Alas, I don’t think the Page 99 Test works too well for my book, as it may give readers the wrongful impression that the book consists of 80% images and 20% text. Still, page 99, which appears in the middle of the third chapter, does showcase my book’s approach and thematic focus.

Galileo’s Fame recounts how a remarkable cast of characters, including artists, poets, philosophers, popes, lower clergymen, cardinals, courtiers, and, yes, the members of the Accademia dei Lincei, shaped Galileo’s fame through a variety of media. The book consequently embraces a wide variety of sources, pays careful attention to the visual culture of the time, and is not afraid to pursue in-depth analysis of poems written in Galileo’s honor: page 99 lies in the middle of a chapter that focuses especially on such poems and the visual artefacts of Galileo’s fame. I use these sources to show how people with different relationships to Galileo could try to latch onto his fame, in order to advance some of their own career goals, and argue that this could be beneficial (the poems meant attention!) but also detrimental (the poems did not always give him full credit) to Galileo.

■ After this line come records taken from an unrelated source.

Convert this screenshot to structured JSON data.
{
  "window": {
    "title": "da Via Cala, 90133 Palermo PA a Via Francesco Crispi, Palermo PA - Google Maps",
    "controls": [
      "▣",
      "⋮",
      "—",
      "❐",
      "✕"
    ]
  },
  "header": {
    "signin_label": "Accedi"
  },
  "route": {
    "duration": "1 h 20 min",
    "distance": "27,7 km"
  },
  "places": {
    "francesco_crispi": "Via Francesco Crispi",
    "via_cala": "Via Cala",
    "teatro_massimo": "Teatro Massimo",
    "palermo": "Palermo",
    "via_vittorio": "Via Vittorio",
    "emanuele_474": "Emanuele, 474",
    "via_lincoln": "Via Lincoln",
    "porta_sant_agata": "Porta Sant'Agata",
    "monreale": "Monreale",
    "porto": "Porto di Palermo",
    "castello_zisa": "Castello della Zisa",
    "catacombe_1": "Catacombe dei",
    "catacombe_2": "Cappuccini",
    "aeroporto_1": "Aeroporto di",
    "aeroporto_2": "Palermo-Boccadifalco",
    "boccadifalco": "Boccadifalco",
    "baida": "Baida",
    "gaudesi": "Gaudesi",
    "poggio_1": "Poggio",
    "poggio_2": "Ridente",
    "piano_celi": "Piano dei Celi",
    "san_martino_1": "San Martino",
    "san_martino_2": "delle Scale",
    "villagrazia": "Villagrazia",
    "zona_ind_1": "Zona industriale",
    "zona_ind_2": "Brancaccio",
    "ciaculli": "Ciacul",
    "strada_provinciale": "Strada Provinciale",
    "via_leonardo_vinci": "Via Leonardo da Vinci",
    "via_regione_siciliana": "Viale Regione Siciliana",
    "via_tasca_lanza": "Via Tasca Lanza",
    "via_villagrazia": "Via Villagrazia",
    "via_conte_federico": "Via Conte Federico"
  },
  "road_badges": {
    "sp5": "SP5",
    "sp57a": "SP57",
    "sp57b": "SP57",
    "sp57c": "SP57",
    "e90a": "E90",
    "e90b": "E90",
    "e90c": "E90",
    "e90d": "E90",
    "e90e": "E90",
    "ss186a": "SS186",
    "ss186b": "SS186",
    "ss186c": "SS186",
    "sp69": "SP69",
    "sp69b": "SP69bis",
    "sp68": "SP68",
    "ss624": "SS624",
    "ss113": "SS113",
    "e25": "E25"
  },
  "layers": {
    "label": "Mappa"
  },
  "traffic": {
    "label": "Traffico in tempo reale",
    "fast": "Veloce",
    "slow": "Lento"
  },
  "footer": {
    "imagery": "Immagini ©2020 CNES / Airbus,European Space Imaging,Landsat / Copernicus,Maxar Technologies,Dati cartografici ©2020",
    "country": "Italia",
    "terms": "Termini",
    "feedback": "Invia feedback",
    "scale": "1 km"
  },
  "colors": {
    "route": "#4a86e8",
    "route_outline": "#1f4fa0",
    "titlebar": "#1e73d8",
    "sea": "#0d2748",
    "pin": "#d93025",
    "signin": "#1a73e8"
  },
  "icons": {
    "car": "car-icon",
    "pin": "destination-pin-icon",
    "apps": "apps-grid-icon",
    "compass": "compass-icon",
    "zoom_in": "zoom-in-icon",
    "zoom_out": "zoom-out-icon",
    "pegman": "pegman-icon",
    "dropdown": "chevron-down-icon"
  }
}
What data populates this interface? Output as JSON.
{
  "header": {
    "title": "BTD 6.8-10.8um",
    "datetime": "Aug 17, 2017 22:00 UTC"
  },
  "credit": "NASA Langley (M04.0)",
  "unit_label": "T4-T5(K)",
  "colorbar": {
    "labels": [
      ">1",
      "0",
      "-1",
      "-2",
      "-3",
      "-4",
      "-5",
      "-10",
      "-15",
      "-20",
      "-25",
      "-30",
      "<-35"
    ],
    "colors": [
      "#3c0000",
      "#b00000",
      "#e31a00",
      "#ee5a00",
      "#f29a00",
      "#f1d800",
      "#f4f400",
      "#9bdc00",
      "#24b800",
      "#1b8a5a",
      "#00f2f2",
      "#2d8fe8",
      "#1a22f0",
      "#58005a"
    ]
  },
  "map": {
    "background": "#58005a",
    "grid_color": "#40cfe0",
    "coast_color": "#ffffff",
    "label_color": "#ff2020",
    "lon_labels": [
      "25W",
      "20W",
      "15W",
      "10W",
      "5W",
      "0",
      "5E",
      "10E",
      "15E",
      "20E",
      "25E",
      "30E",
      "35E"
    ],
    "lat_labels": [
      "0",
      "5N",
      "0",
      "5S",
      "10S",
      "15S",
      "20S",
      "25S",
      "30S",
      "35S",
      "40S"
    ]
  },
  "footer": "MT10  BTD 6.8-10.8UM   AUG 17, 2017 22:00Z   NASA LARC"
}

That said, within the book, chapter 3 (“Admiration and Appropriation”) stands out as it discusses a full cast of characters for whom fame was a good thing. The other four chapters, meanwhile, show that for many seventeenth-century observers fame usually elicited some form of suspicion as well, as they associated it with gossip, the unreliable and unruly opinion of crowds, and with pride. In this way, the book captures the highly ambiguous nature of scholarly fame in this period, showing that fame was at once a highly coveted, and a controversial asset.